Loving Yourself at Any Size

 

Don’t be a hater. I’m not talking about giving the evil eye to the trainer who’s pushing you to sweat through those last few burpees, or despising the fact that your best friend has the metabolism of Gisele, while you seem to gain weight by simply looking at food. I’m talking about hating on yourself. I hear it all the time from people struggling to lose weight or to achieve the physique of someone who posted a (highly edited) gym pic on Instagram. “I hate my body type.” “I’ll never look like him/her.” “I’ll always be fat.” Quit that crap! So what if maybe you're more an apple than an hourglass.

Of course, it’s not perfectly fine to live unhealthily either. On social media, especially, there's been a vocal counterculture of young, obese women professing their self-love.

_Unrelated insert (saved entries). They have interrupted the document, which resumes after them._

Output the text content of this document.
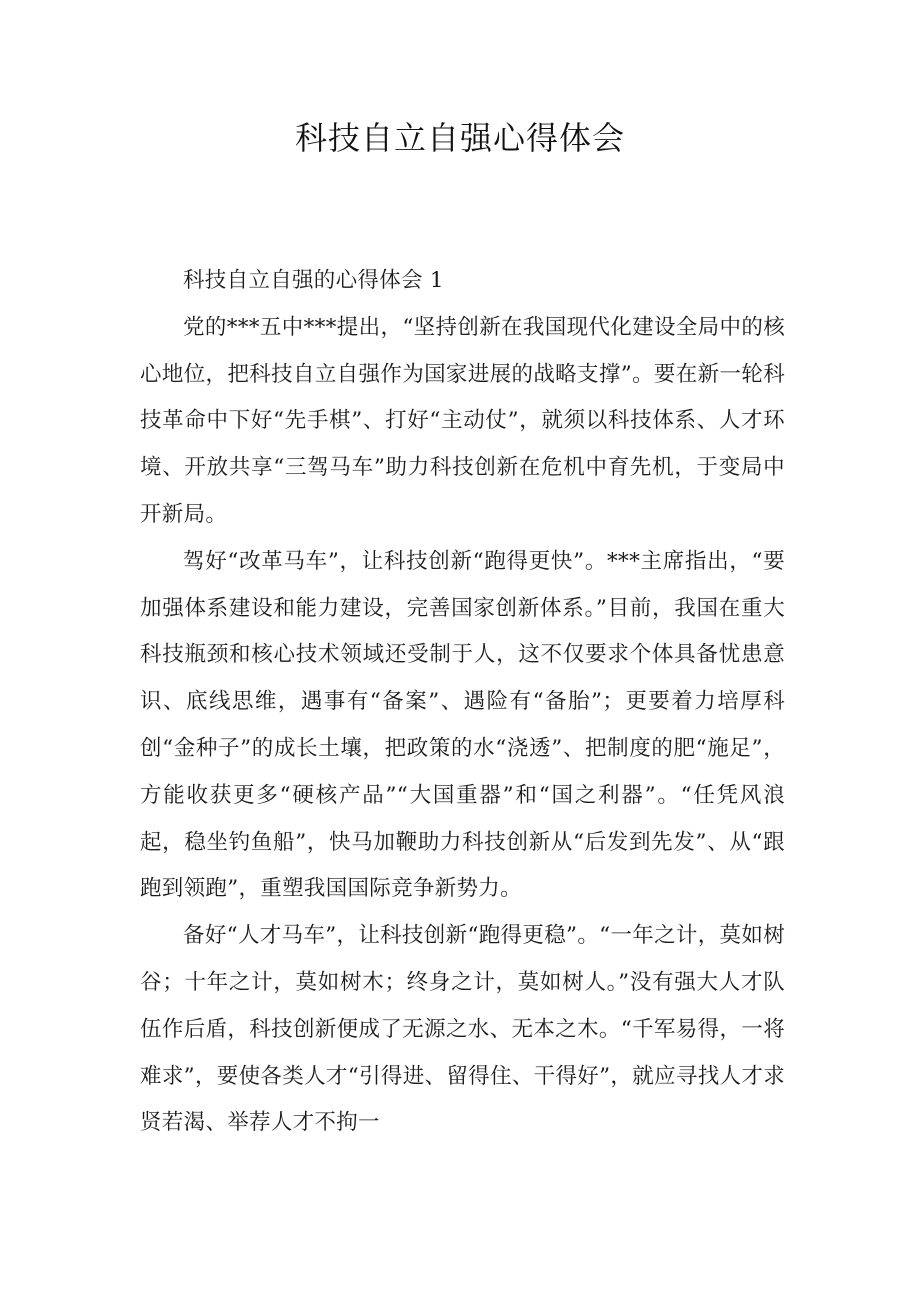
科技自立自强心得体会

科技自立自强的心得体会 1

党的***五中***提出，“坚持创新在我国现代化建设全局中的核心地位，把科技自立自强作为国家进展的战略支撑”。要在新一轮科技革命中下好“先手棋”、打好“主动仗”，就须以科技体系、人才环境、开放共享“三驾马车”助力科技创新在危机中育先机，于变局中开新局。

驾好“改革马车”，让科技创新“跑得更快”。***主席指出，“要加强体系建设和能力建设，完善国家创新体系。”目前，我国在重大科技瓶颈和核心技术领域还受制于人，这不仅要求个体具备忧患意识、底线思维，遇事有“备案”、遇险有“备胎”；更要着力培厚科创“金种子”的成长土壤，把政策的水“浇透”、把制度的肥“施足”，方能收获更多“硬核产品”“大国重器”和“国之利器”。“任凭风浪起，稳坐钓鱼船”，快马加鞭助力科技创新从“后发到先发”、从“跟跑到领跑”，重塑我国国际竞争新势力。

备好“人才马车”，让科技创新“跑得更稳”。“一年之计，莫如树谷；十年之计，莫如树木；终身之计，莫如树人。”没有强大人才队伍作后盾，科技创新便成了无源之水、无本之木。“千军易得，一将难求”，要使各类人才“引得进、留得住、干得好”，就应寻找人才求贤若渴、举荐人才不拘一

While I encourage being body-positive, being unhealthy is not something to glorify -- especially when we arrive at the scientifically proven conclusion that nine times out of 10 morbid obesity (defined as having a body mass index of 30.0 or higher) ultimately results in life-threatening conditions like heart disease, diabetes, and cancer. Beautiful is not the word I'd use to describe clogged arteries; it's more like dangerous and scary as hell. While there are rare exceptions for people who are “plus size” to have healthy numbers related to blood pressure, cholesterol, and blood sugar, the majority don’t.

So, knowing that concern over your health comes first, why is it important to espouse that big is also beautiful? Because all people are beautiful, worthy and deserving -- even if they are unhealthy. And only from a place of self-love can you appreciate your worth, value the necessity of your health, and know that you are capable of reversing any health crisis poor lifestyle habits may have gotten you into.

Love yourself, love your body, love your strength, and love yourself enough to focus on eating well and staying active.